Most people do not have the strength, or the will, to end a relationship the moment they notice that the time to do so has come. It usually takes a little time for our minds to get to the point of overriding what our hearts want. While we wait for this to happen, we are usually miserable. It’s especially difficult when we are not convinced that the relationship is hopeless. What we are convinced of, is how bad we want things to change. More specifically, we want our partner, and their behavior to change.
One of the things that dating and relationships teaches us, is that there is no way to change another person. We can make suggestions, set examples, and nag; but it will not change the other person. What it may change is how angry and defensive they become towards us.
When things between you and your partner get so bad that every interaction you have with them leaves you feeling angry and frustrated, you know it’s time for a change.

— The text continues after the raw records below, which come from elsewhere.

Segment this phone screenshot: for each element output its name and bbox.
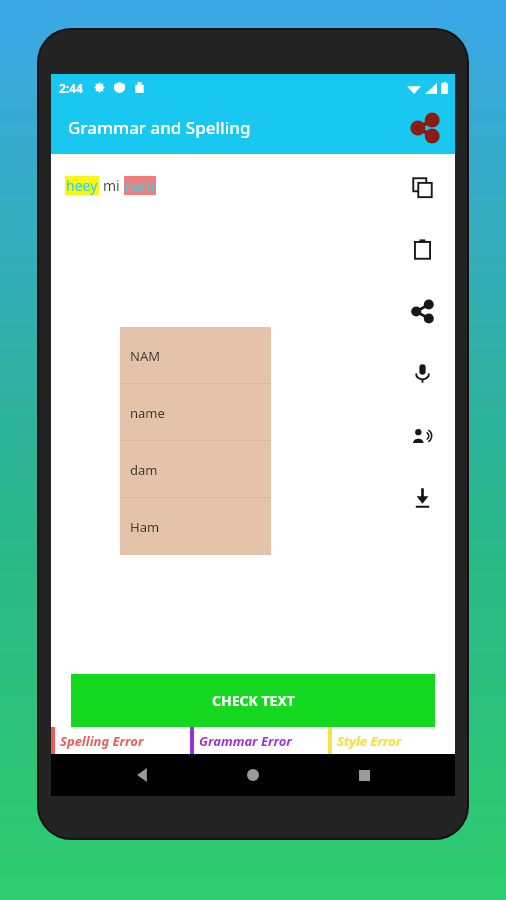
staticText: Ham xyxy=(130,518,160,536)
button[interactable]: CHECK TEXT xyxy=(71,674,435,727)
staticText: Grammar Error xyxy=(199,732,292,750)
staticText: mi xyxy=(103,176,120,195)
button[interactable]: dam xyxy=(120,441,271,498)
staticText: Spelling Error xyxy=(60,732,144,750)
staticText: heey xyxy=(66,176,98,195)
button[interactable]: Recent apps xyxy=(344,755,384,795)
button[interactable]: Back xyxy=(122,755,162,795)
button[interactable]: Share xyxy=(401,290,443,332)
button[interactable]: Ham xyxy=(120,498,271,555)
staticText: Style Error xyxy=(337,732,402,750)
staticText: NAM xyxy=(130,347,160,365)
button[interactable]: Speak text xyxy=(401,414,443,456)
button[interactable]: name xyxy=(120,384,271,441)
staticText: Grammar and Spelling xyxy=(68,116,251,139)
button[interactable]: Share xyxy=(405,108,445,148)
button[interactable]: Home xyxy=(233,755,273,795)
button[interactable]: Grammar Error xyxy=(190,727,328,754)
staticText: 2:44 xyxy=(59,80,83,96)
button[interactable]: Spelling Error xyxy=(51,727,190,754)
button[interactable]: Style Error xyxy=(328,727,455,754)
staticText: name xyxy=(130,404,165,422)
button[interactable]: Voice input xyxy=(401,352,443,394)
button[interactable]: Paste xyxy=(401,228,443,270)
button[interactable]: Copy xyxy=(401,166,443,208)
staticText: CHECK TEXT xyxy=(212,691,295,710)
button[interactable]: NAM xyxy=(120,327,271,384)
staticText: dam xyxy=(130,461,158,479)
button[interactable]: Download xyxy=(401,476,443,518)
staticText: nam xyxy=(125,176,155,195)
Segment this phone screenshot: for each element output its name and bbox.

One way to ease yourself out of a bad relationship, and at the same time make things better for yourself, would be to change as many things about yourself as you can, while you are still in it
Keeping your mind focused on the part you play in your misery can help you to see that you can do just as much to contribute to your satisfaction. Every time you find yourself thinking; if only they would have a better attitude, or if only they would give you more attention, redirect your thoughts. Instead think about the other places you can go to interact with people who have positive attitudes. Go places where you will get a lot of attention. Stop limiting yourself to only being open and receptive of attention and affection from the one person who will not give it to you.
It’s tempting to keep trying to elicit the reactions you are used to getting from a person, once they stop giving them to you. It almost becomes a competition of the wills. At least, that’s how you see it. They may have other issues that they are obviously putting before your feelings and needs. Remember, you cannot change that. Believe that they do know you are unhappy and not feeling loved. They just don’t see it as being as much of a priority as you do.
It’s possible for you to use this time when they don’t seem to be paying attention, to find yourself, your strength, and your courage, to just walk away. Immediately after you do, you will see that everything will change. And considering the way you were feeling, that is a good thing.